Most of this particular blog focuses on fantasy and not much else, or at least it has for the first year. In the interests of varying the content and showing that I do read more than The Lord of the Rings over and over again, I’m going to try and talk a little more about other, more philosophical and meaningful things.
When I was in middle school, my parents handed me their spectacularly gorgeous edition of Sherlock Holmes stories, with the original illustrations drawn by Sidney Paget for the Strand Magazine. Once I got past the distracting oil-swirled inside covers (THEY WERE SO PRETTY), I started off with “The Red-Headed League” and immediately followed with “The Speckled Band.” And that launched my still-burning love for unusual/ grotesque murders with well-plotted and well-concealed solutions, and quirky detectives to lead the reader to said solutions.
One only needs to look at the number of recent adaptions of the Sherlock Holmes stories to know that I’m not the only one who shares this fascination. And I think it’s worth noting that though the stories of the detective and his colleague have seen so many adaptions through so many different lenses- and that most do a fairly good job of being faithful to the spirit of the originals, if not the text. These stories have a pull that goes beyond Victorian London and into something more universal- namely the baser sides of human nature.
I’ve read a lot of mysteries ever since devouring that collection of Sherlock Holmes, stories by many different authors about many different kinds of people. When I was first starting out, it was the disturbing aspect of mysteries that I enjoyed. It was excited and unnerving to get glimpses of how awful people could be, and in a way I think that made coping with the nastiness of the real world a bit less upsetting than it might otherwise have been. It was upsetting to find that people did, in real life, commit brutal and senseless crimes, but it wasn’t the shock that it might otherwise have been.

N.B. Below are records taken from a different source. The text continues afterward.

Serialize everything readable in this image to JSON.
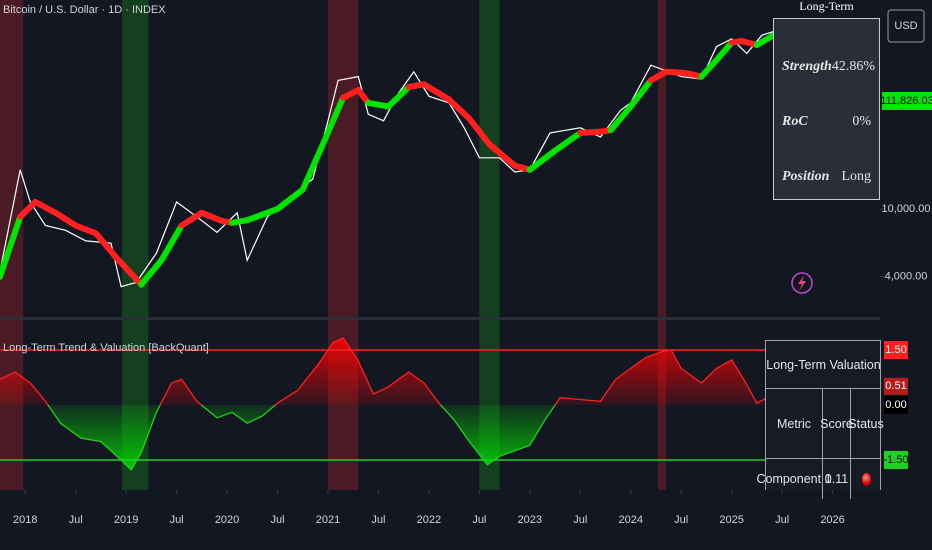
{
  "chart_data": [
    {
      "type": "line",
      "title": "Bitcoin / U.S. Dollar · 1D · INDEX",
      "currency": "USD",
      "log_scale": true,
      "xlim": [
        2017.75,
        2026.47
      ],
      "xticks": [
        {
          "value": 2018,
          "label": "2018"
        },
        {
          "value": 2018.5,
          "label": "Jul"
        },
        {
          "value": 2019,
          "label": "2019"
        },
        {
          "value": 2019.5,
          "label": "Jul"
        },
        {
          "value": 2020,
          "label": "2020"
        },
        {
          "value": 2020.5,
          "label": "Jul"
        },
        {
          "value": 2021,
          "label": "2021"
        },
        {
          "value": 2021.5,
          "label": "Jul"
        },
        {
          "value": 2022,
          "label": "2022"
        },
        {
          "value": 2022.5,
          "label": "Jul"
        },
        {
          "value": 2023,
          "label": "2023"
        },
        {
          "value": 2023.5,
          "label": "Jul"
        },
        {
          "value": 2024,
          "label": "2024"
        },
        {
          "value": 2024.5,
          "label": "Jul"
        },
        {
          "value": 2025,
          "label": "2025"
        },
        {
          "value": 2025.5,
          "label": "Jul"
        },
        {
          "value": 2026,
          "label": "2026"
        }
      ],
      "ylim": [
        2290,
        169000
      ],
      "yticks": [
        {
          "value": 10000,
          "label": "10,000.00"
        },
        {
          "value": 4000,
          "label": "4,000.00"
        }
      ],
      "highlights": [
        {
          "start": 2017.75,
          "end": 2017.98,
          "color": "#4a1b24"
        },
        {
          "start": 2018.96,
          "end": 2019.22,
          "color": "#14401f"
        },
        {
          "start": 2021.0,
          "end": 2021.3,
          "color": "#4a1b24"
        },
        {
          "start": 2022.5,
          "end": 2022.7,
          "color": "#14401f"
        },
        {
          "start": 2024.27,
          "end": 2024.35,
          "color": "#4a1b24"
        }
      ],
      "series": [
        {
          "color": "#ffffff",
          "last_label": "111,826.03",
          "last_color": "#00e600",
          "x": [
            2017.75,
            2017.95,
            2018.05,
            2018.2,
            2018.4,
            2018.6,
            2018.85,
            2018.95,
            2019.1,
            2019.3,
            2019.5,
            2019.7,
            2019.9,
            2020.1,
            2020.2,
            2020.4,
            2020.6,
            2020.85,
            2021.0,
            2021.1,
            2021.3,
            2021.4,
            2021.55,
            2021.7,
            2021.85,
            2022.0,
            2022.2,
            2022.35,
            2022.5,
            2022.7,
            2022.85,
            2023.0,
            2023.2,
            2023.5,
            2023.7,
            2023.9,
            2024.0,
            2024.2,
            2024.5,
            2024.7,
            2024.85,
            2025.0,
            2025.15,
            2025.3,
            2025.45
          ],
          "values": [
            4300,
            17000,
            11000,
            8000,
            7500,
            6500,
            6300,
            3500,
            3700,
            5500,
            11000,
            9000,
            7300,
            9500,
            5000,
            9000,
            11500,
            15000,
            33000,
            57000,
            60000,
            36000,
            33000,
            48000,
            64000,
            46000,
            42000,
            30000,
            20000,
            20000,
            16500,
            17000,
            28000,
            30000,
            26500,
            38000,
            42000,
            70000,
            60000,
            58000,
            90000,
            100000,
            82000,
            105000,
            111826.03
          ]
        },
        {
          "x": [
            2017.75,
            2017.95,
            2018.1,
            2018.3,
            2018.5,
            2018.7,
            2018.9,
            2019.15,
            2019.35,
            2019.55,
            2019.75,
            2019.95,
            2020.05,
            2020.2,
            2020.5,
            2020.75,
            2020.95,
            2021.15,
            2021.3,
            2021.4,
            2021.6,
            2021.8,
            2021.95,
            2022.2,
            2022.4,
            2022.6,
            2022.85,
            2023.0,
            2023.25,
            2023.5,
            2023.7,
            2023.8,
            2024.0,
            2024.2,
            2024.35,
            2024.55,
            2024.7,
            2024.85,
            2025.0,
            2025.1,
            2025.25,
            2025.45
          ],
          "values": [
            4000,
            9000,
            11000,
            9500,
            8000,
            7200,
            5200,
            3600,
            5000,
            8000,
            9500,
            8500,
            8300,
            8600,
            10000,
            13000,
            24000,
            45000,
            50000,
            42000,
            40000,
            52000,
            54000,
            44000,
            34000,
            24000,
            18000,
            17000,
            22000,
            28000,
            28500,
            29000,
            40000,
            57000,
            64000,
            63000,
            60000,
            75000,
            95000,
            97000,
            92000,
            108000
          ],
          "colors": [
            "#00e600",
            "#00e600",
            "#ff1f1f",
            "#ff1f1f",
            "#ff1f1f",
            "#ff1f1f",
            "#ff1f1f",
            "#ff1f1f",
            "#00e600",
            "#00e600",
            "#ff1f1f",
            "#ff1f1f",
            "#ff1f1f",
            "#00e600",
            "#00e600",
            "#00e600",
            "#00e600",
            "#00e600",
            "#ff1f1f",
            "#ff1f1f",
            "#00e600",
            "#00e600",
            "#ff1f1f",
            "#ff1f1f",
            "#ff1f1f",
            "#ff1f1f",
            "#ff1f1f",
            "#ff1f1f",
            "#00e600",
            "#00e600",
            "#ff1f1f",
            "#ff1f1f",
            "#00e600",
            "#00e600",
            "#ff1f1f",
            "#ff1f1f",
            "#ff1f1f",
            "#00e600",
            "#00e600",
            "#ff1f1f",
            "#ff1f1f",
            "#00e600"
          ]
        }
      ]
    },
    {
      "type": "area",
      "title": "Long-Term Trend & Valuation [BackQuant]",
      "xlim": [
        2017.75,
        2026.47
      ],
      "ylim": [
        -2.32,
        2.32
      ],
      "yticks": [
        {
          "value": 1.5,
          "label": "1.50"
        },
        {
          "value": 0,
          "label": "0.00"
        },
        {
          "value": -1.5,
          "label": "-1.50"
        }
      ],
      "ytick_colors": [
        "#ff1f1f",
        null,
        "#1fd21f"
      ],
      "colors": {
        "above": "#ff1f1f",
        "below": "#1fd21f"
      },
      "x": [
        2017.75,
        2017.9,
        2018.05,
        2018.2,
        2018.35,
        2018.55,
        2018.75,
        2018.95,
        2019.05,
        2019.15,
        2019.3,
        2019.45,
        2019.55,
        2019.7,
        2019.9,
        2020.05,
        2020.2,
        2020.35,
        2020.5,
        2020.7,
        2020.9,
        2021.05,
        2021.15,
        2021.3,
        2021.45,
        2021.6,
        2021.8,
        2021.95,
        2022.1,
        2022.25,
        2022.4,
        2022.58,
        2022.7,
        2022.85,
        2023.0,
        2023.15,
        2023.3,
        2023.5,
        2023.7,
        2023.85,
        2024.0,
        2024.15,
        2024.3,
        2024.4,
        2024.5,
        2024.7,
        2024.85,
        2025.0,
        2025.12,
        2025.25,
        2025.35,
        2025.45
      ],
      "values": [
        0.7,
        0.9,
        0.6,
        0.1,
        -0.5,
        -0.9,
        -1.0,
        -1.5,
        -1.77,
        -1.3,
        -0.2,
        0.6,
        0.7,
        0.1,
        -0.35,
        -0.2,
        -0.5,
        -0.3,
        0.05,
        0.4,
        1.1,
        1.7,
        1.83,
        1.2,
        0.3,
        0.5,
        0.9,
        0.6,
        0.05,
        -0.4,
        -1.0,
        -1.63,
        -1.4,
        -1.25,
        -1.1,
        -0.4,
        0.2,
        0.15,
        0.1,
        0.7,
        1.0,
        1.3,
        1.45,
        1.5,
        1.0,
        0.6,
        1.0,
        1.23,
        0.7,
        0.05,
        0.2,
        0.51
      ]
    }
  ],
  "tables": {
    "trend": {
      "title": "Long-Term",
      "rows": [
        [
          "Strength",
          "42.86%"
        ],
        [
          "RoC",
          "0%"
        ],
        [
          "Position",
          "Long"
        ]
      ]
    },
    "valuation": {
      "title": "Long-Term Valuation",
      "header": [
        "Metric",
        "Score",
        "Status"
      ],
      "rows": [
        [
          "Component 1",
          "0.11"
        ]
      ]
    }
  }
}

Overall, I think mysteries do a bit more than just soften the blow of how violent and horrible the real world for me. They’ve been immensely popular ever since Edgar Allen Poe kickstarted the genre (with some help from Wilkie Collins and probably someone else I’m forgetting). Regardless, they’ve been around for a while as a genre, with many variations. I’m pretty sure you can make the case that if it wasn’t for the enduring popularity of mystery novels, we wouldn’t have the glut of police procedurals in six different locations with protagonist faces swapped out depending on location. People enjoy seeing crimes.
I admit I think part of this enjoyment is a tad voyeuristic, at least in that we do like to look at catastrophes and unsettling things from a safe distance. Alfred Hitchcock once said that fear is an emotion people like to experience as long as they know they’re safe. And mysteries (fictional ones at least) fulfill something of that urge humans experience to go into the haunted house or down into the basement when something goes bump. We like seeing the nasty side of things- as long as we know that we aren’t going to caught up in them.

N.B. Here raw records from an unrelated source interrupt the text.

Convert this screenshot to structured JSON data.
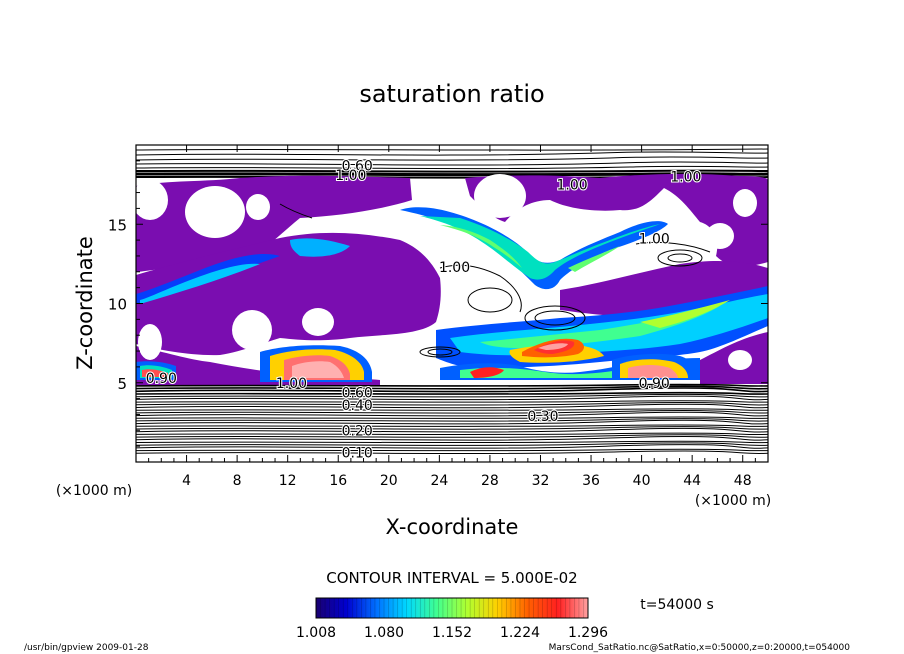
{
  "chart_data": {
    "type": "heatmap",
    "title": "saturation ratio",
    "xlabel": "X-coordinate",
    "ylabel": "Z-coordinate",
    "x_unit": "(×1000 m)",
    "y_unit": "(×1000 m)",
    "xlim": [
      0,
      50
    ],
    "ylim": [
      0,
      20
    ],
    "x_ticks": [
      4,
      8,
      12,
      16,
      20,
      24,
      28,
      32,
      36,
      40,
      44,
      48
    ],
    "y_ticks": [
      5,
      10,
      15
    ],
    "contour_interval_text": "CONTOUR INTERVAL = 5.000E-02",
    "contour_labels": [
      {
        "text": "0.60",
        "x": 17.5,
        "z": 18.7
      },
      {
        "text": "1.00",
        "x": 17.0,
        "z": 18.1
      },
      {
        "text": "1.00",
        "x": 34.5,
        "z": 17.5
      },
      {
        "text": "1.00",
        "x": 43.5,
        "z": 18.0
      },
      {
        "text": "1.00",
        "x": 41.0,
        "z": 14.1
      },
      {
        "text": "1.00",
        "x": 25.2,
        "z": 12.3
      },
      {
        "text": "0.90",
        "x": 2.0,
        "z": 5.3
      },
      {
        "text": "1.00",
        "x": 12.3,
        "z": 5.0
      },
      {
        "text": "0.90",
        "x": 41.0,
        "z": 5.0
      },
      {
        "text": "0.60",
        "x": 17.5,
        "z": 4.4
      },
      {
        "text": "0.40",
        "x": 17.5,
        "z": 3.6
      },
      {
        "text": "0.30",
        "x": 32.2,
        "z": 2.9
      },
      {
        "text": "0.20",
        "x": 17.5,
        "z": 2.0
      },
      {
        "text": "0.10",
        "x": 17.5,
        "z": 0.6
      }
    ],
    "colorbar": {
      "ticks": [
        "1.008",
        "1.080",
        "1.152",
        "1.224",
        "1.296"
      ],
      "range": [
        1.008,
        1.296
      ],
      "colors": [
        "#1a0070",
        "#0000d0",
        "#0070ff",
        "#00d8ff",
        "#40ff90",
        "#b0ff30",
        "#ffd000",
        "#ff6000",
        "#ff2020",
        "#ffa0a0"
      ]
    },
    "time_label": "t=54000 s"
  },
  "footer": {
    "left": "/usr/bin/gpview  2009-01-28",
    "right": "MarsCond_SatRatio.nc@SatRatio,x=0:50000,z=0:20000,t=054000"
  }
}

But I would argue there’s a less… unsavory aspect to the love of mysteries and grim procedurals: We like seeing the crime solved.

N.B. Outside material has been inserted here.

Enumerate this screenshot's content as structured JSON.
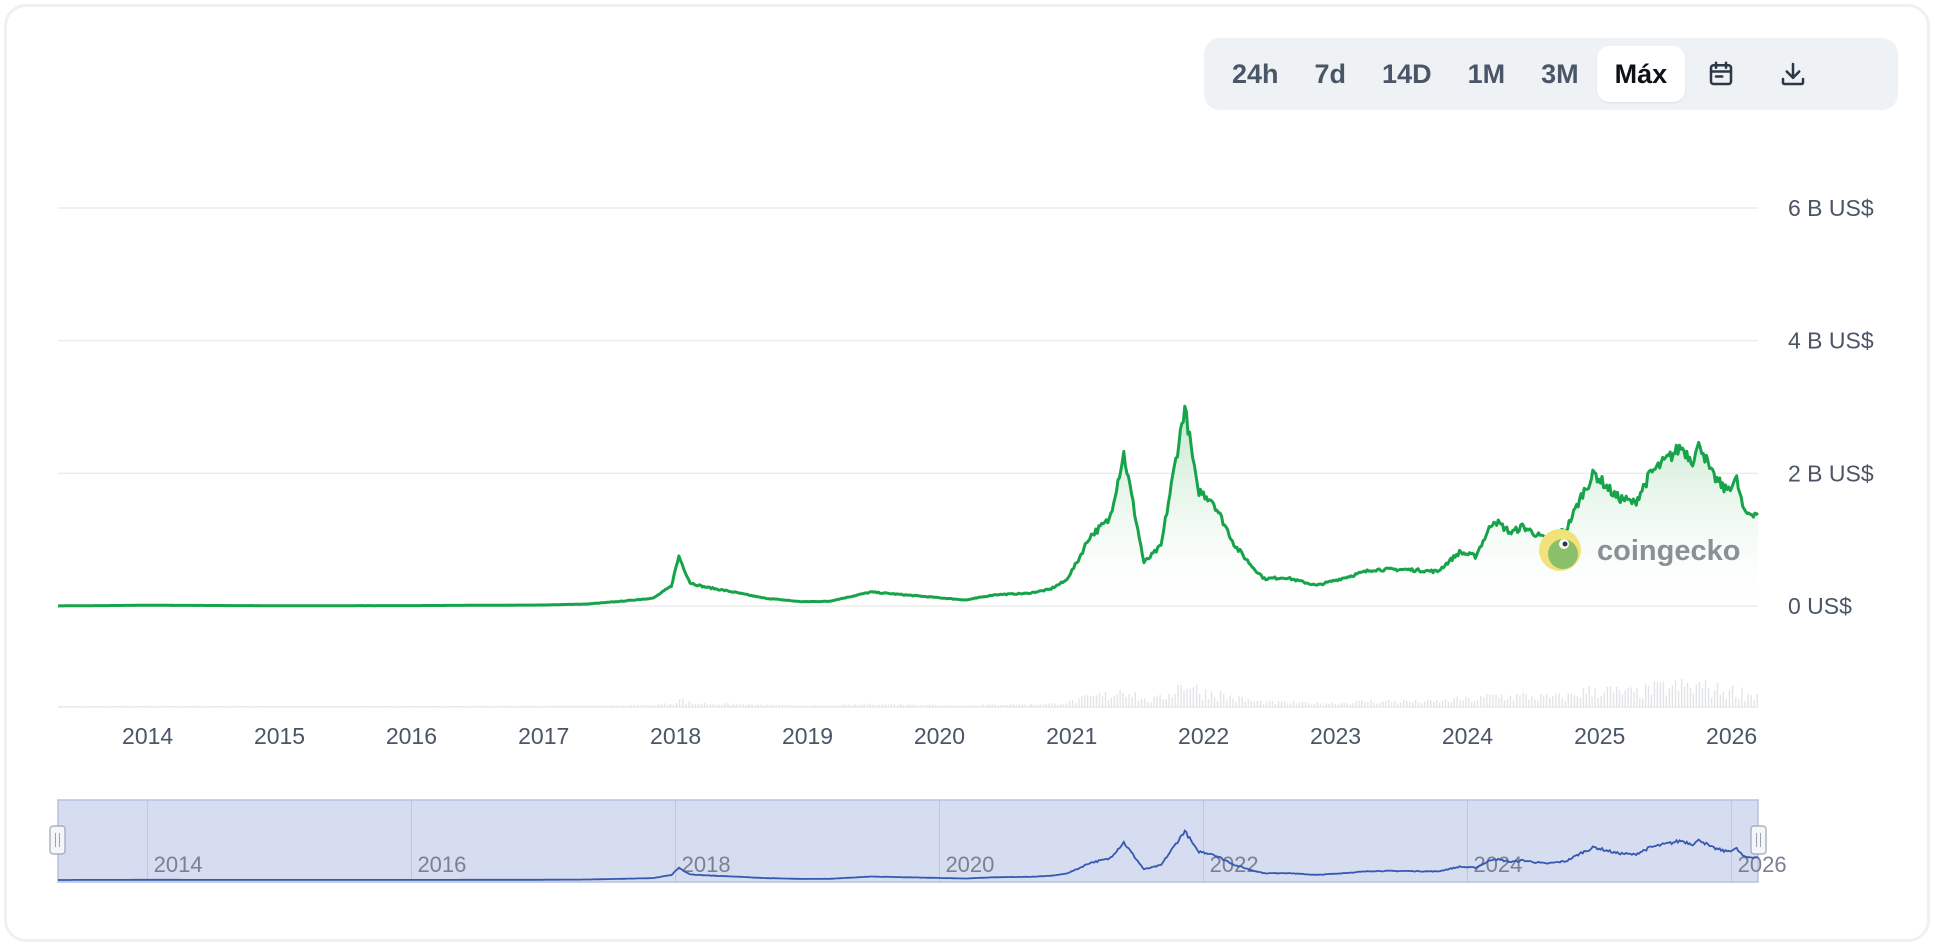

We want the bad guy to get caught, to be arrested, and, depending on the severity of his crime, be dumped in the big house or try and escape and die in a fiery wreck of justice. Is that necessarily true to life? Of course not. But I think we want to see that it can be. We want to be told that we can beat the nastier aspects of life, that they can be solved. I do think most mysteries fall short in that they don’t show what has to happen afterwards- changing, being better humans in general, learning to better hold the line between right and wrong- but they do a good job showing how that betterment might be reached, or how we might begin to reach it.
And of course, if you don’t feel in the mood for over-thinkage, they’re a lot of fun to read. Or watch.